Private equity’s interest continues
A cursory glance at the Top 100 – plus a look at pretty much any financial newspaper in 2007 – will confirm that the role of private equity (PE) or other private investment vehicles is continuing to exert a significant impact on the world of retailing. Changes in Carrefour’s shareholding structure prompted a flurry of speculation regarding a possible approach from PE investors, while the UK’s Sainsbury’s has spent much of 2007 attempting to fend off approaches from firstly PE and then an investment vehicle for the Qatari royal family. Not all PE investment can be seen as an unwelcome intrusion: Ahold has been more than happy to draw a line under its experiences with its US Foodservice arm, selling it to Clayton, Dubilier & Rice and KKR in 2007, enabling to focus on its supermarket activities in the US and Europe. Other retailers thought to have been at least contemplated by PE investors include Germany’s Rewe and Australia’s Coles Group
Private equity also played a role in one retailer - Albertsons -plummeting down the rankings. The supermarket/drugstore group was put out of its misery when it was carved up between SuperValu, Cerberus Capital and drugstore operator CVS. As a result, SuperValu has bolstered its position in the US grocery market and also in terms of its global standing.
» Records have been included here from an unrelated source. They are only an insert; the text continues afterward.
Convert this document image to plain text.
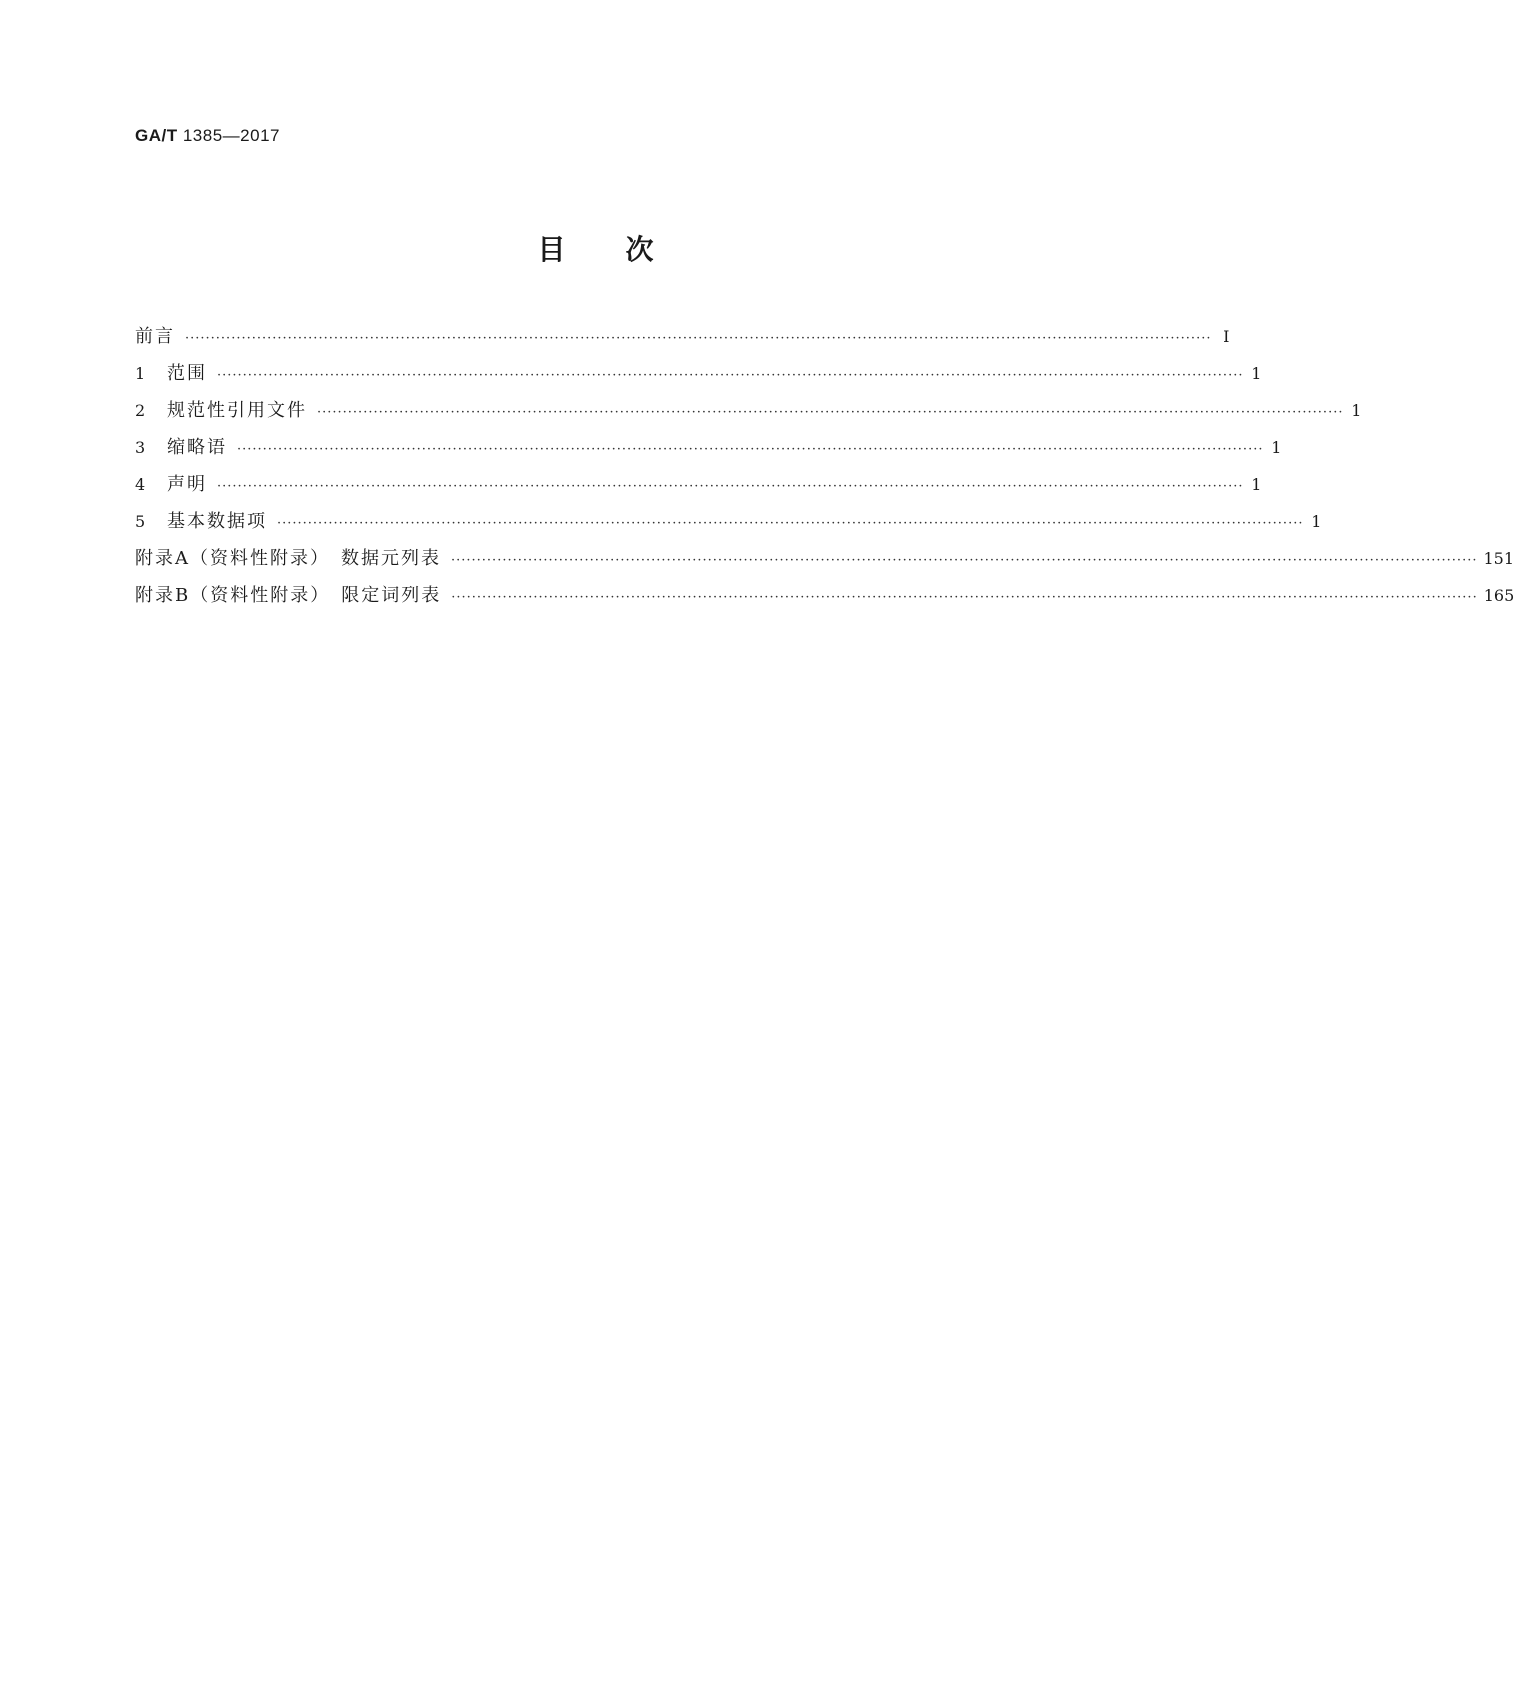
GA/T 1385—2017
目次
前言 ········································································································································································································ Ⅰ
1	范围 ········································································································································································································ 1
2	规范性引用文件 ········································································································································································································ 1
3	缩略语 ········································································································································································································ 1
4	声明 ········································································································································································································ 1
5	基本数据项 ········································································································································································································ 1
附录A（资料性附录）　数据元列表 ········································································································································································································ 151
附录B（资料性附录）　限定词列表 ········································································································································································································ 165
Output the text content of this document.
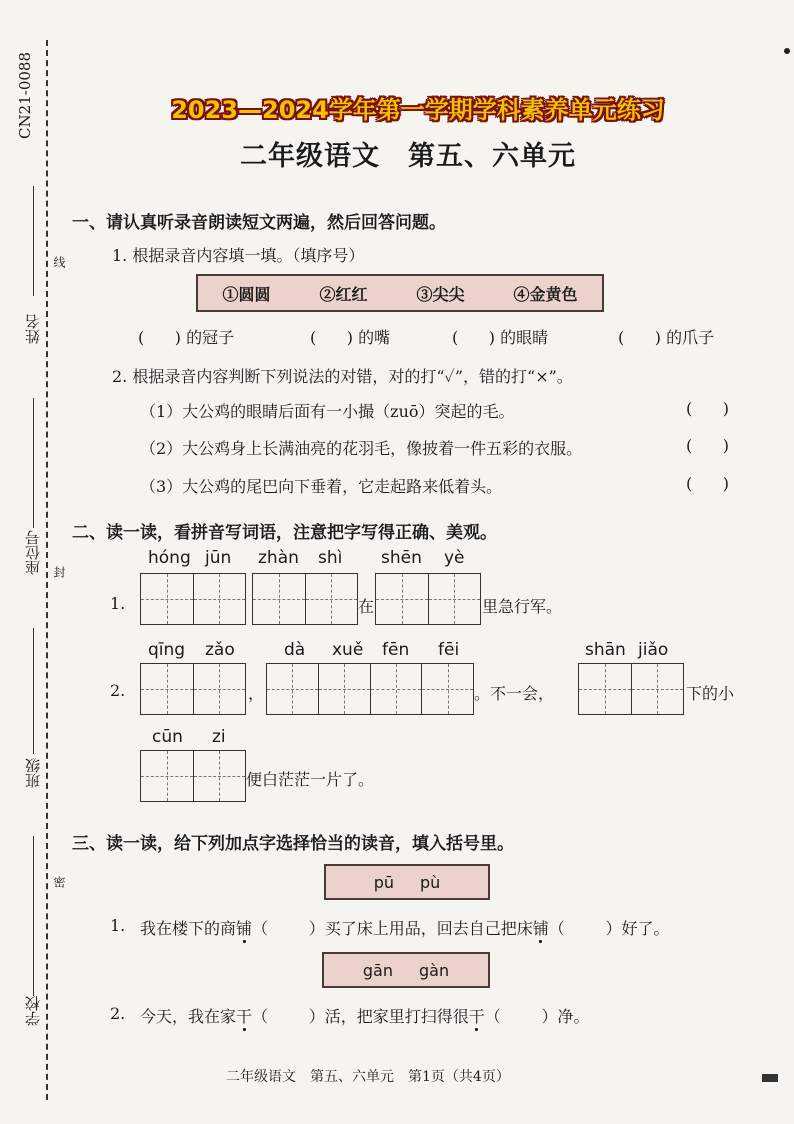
CN21-0088
姓名
线
座位号 封
班级
密
学校
2023—2024学年第一学期学科素养单元练习
二年级语文　第五、六单元
一、请认真听录音朗读短文两遍，然后回答问题。
1. 根据录音内容填一填。（填序号）
①圆圆	②红红	③尖尖	④金黄色
(      ) 的冠子	(      ) 的嘴	(      ) 的眼睛	(      ) 的爪子
2. 根据录音内容判断下列说法的对错，对的打“✓”，错的打“×”。
（1）大公鸡的眼睛后面有一小撮（zuō）突起的毛。	(      )
（2）大公鸡身上长满油亮的花羽毛，像披着一件五彩的衣服。	(      )
（3）大公鸡的尾巴向下垂着，它走起路来低着头。	(      )
二、读一读，看拼音写词语，注意把字写得正确、美观。
hóng jūn zhàn shì shēn yè
1.	在	里急行军。
qīng zǎo	dà xuě fēn fēi	shān jiǎo
2.	，	。不一会，	下的小
cūn zi
便白茫茫一片了。
三、读一读，给下列加点字选择恰当的读音，填入括号里。
pū pù
1. 我在楼下的商铺（        ）买了床上用品，回去自己把床铺（        ）好了。
gān gàn
2. 今天，我在家干（        ）活，把家里打扫得很干（        ）净。
二年级语文　第五、六单元　第1页（共4页）
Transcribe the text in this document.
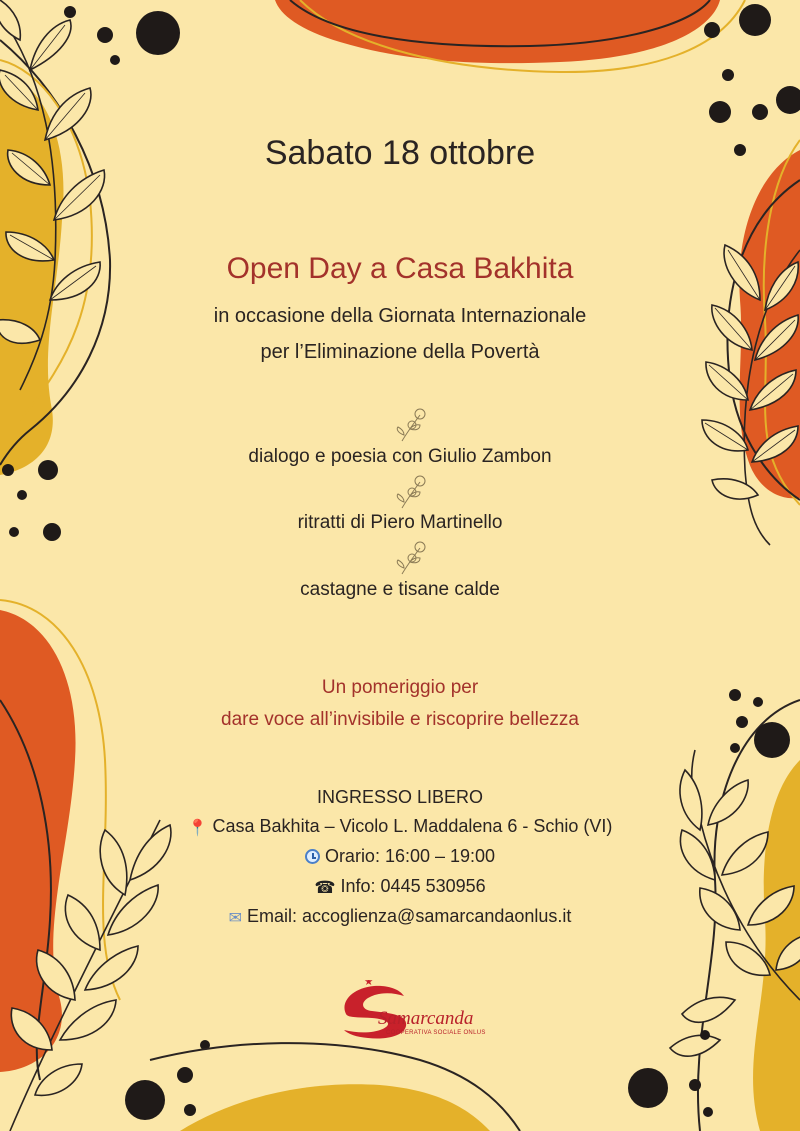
Sabato 18 ottobre
Open Day a Casa Bakhita
in occasione della Giornata Internazionale
per l’Eliminazione della Povertà
dialogo e poesia con Giulio Zambon
ritratti di Piero Martinello
castagne e tisane calde
Un pomeriggio per
dare voce all’invisibile e riscoprire bellezza
INGRESSO LIBERO
📍 Casa Bakhita – Vicolo L. Maddalena 6 - Schio (VI)
Orario: 16:00 – 19:00
☎ Info: 0445 530956
✉ Email: accoglienza@samarcandaonlus.it
Samarcanda
COOPERATIVA SOCIALE ONLUS
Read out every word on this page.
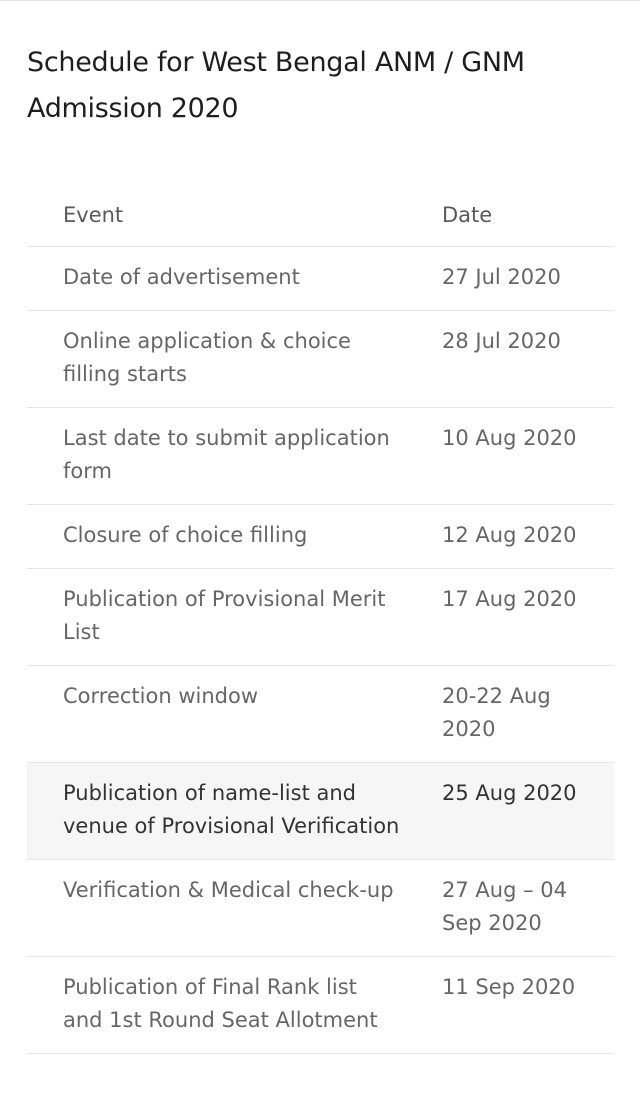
Schedule for West Bengal ANM / GNM Admission 2020
Event	Date
Date of advertisement	27 Jul 2020
Online application & choice filling starts	28 Jul 2020
Last date to submit application form	10 Aug 2020
Closure of choice filling	12 Aug 2020
Publication of Provisional Merit List	17 Aug 2020
Correction window	20-22 Aug 2020
Publication of name-list and venue of Provisional Verification	25 Aug 2020
Verification & Medical check-up	27 Aug – 04 Sep 2020
Publication of Final Rank list and 1st Round Seat Allotment	11 Sep 2020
Others in the Top 100 who have recently experienced a change in ownership include Canadian grocer Sobeys (taken private by its parent company); drugstore giant Alliance Boots (acquired by its Chairman and KKR); US discounter Dollar General (acquired by KKR); and Canada’s multi-format retailer Hudson’s Bay Company (picked up by a US businessman).

Going green…
Amid this feverish capitalism, it has been heartening to see the topic of environmental sustainability emerge as a theme over the last year or so. A wide variety of retailers across the globe have been striving to integrate an ecological slant into their businesses, with initiatives encompassing areas as diverse as buying, warehousing, transport, packaging, store design, product mix, recycling and shopping bags. Despite - or perhaps because of - its astounding scale and general success - world leader Wal-Mart has been especially active in this regard, with Wal-Mart stating that: "We believe that being a good steward of the environment and operating an efficient and profitable business are not mutually exclusive." Often, being environmentally friendly simply means being more efficient. Low cost retailers such as Wal-Mart and Tesco have long been striving for efficiencies in order to keep their prices down.
Whether a product of good intentions, economy or public relations, retailers are certainly becoming more environmentally friendly. For suppliers, this could have implications ranging from minor packaging changes to new product development. For example, as plastic bags become less popular, consumers may look for alternative ways to carry products (such as handles on heavy products such as pet food and laundry detergent). There are also opportunities in developing products that support the changing lifestyle of consumers, as we have seen recently with the growing popularity of local food. With food especially, consumers are becoming increasingly concerned not just about the product but with issues such as food miles, animal welfare, labour conditions and traceability. Packaging companies should expect further changes in the way they do business with retailers. Reduced or compostable packaging and smaller packs (such as concentrated detergents) are likely to continue winning space on the shelves. In many cases, Wal-Mart is correct when it says that sensible business decisions coincide with sensible environmental moves. We expect many more retailers to come round to this point of view as 2008 approaches.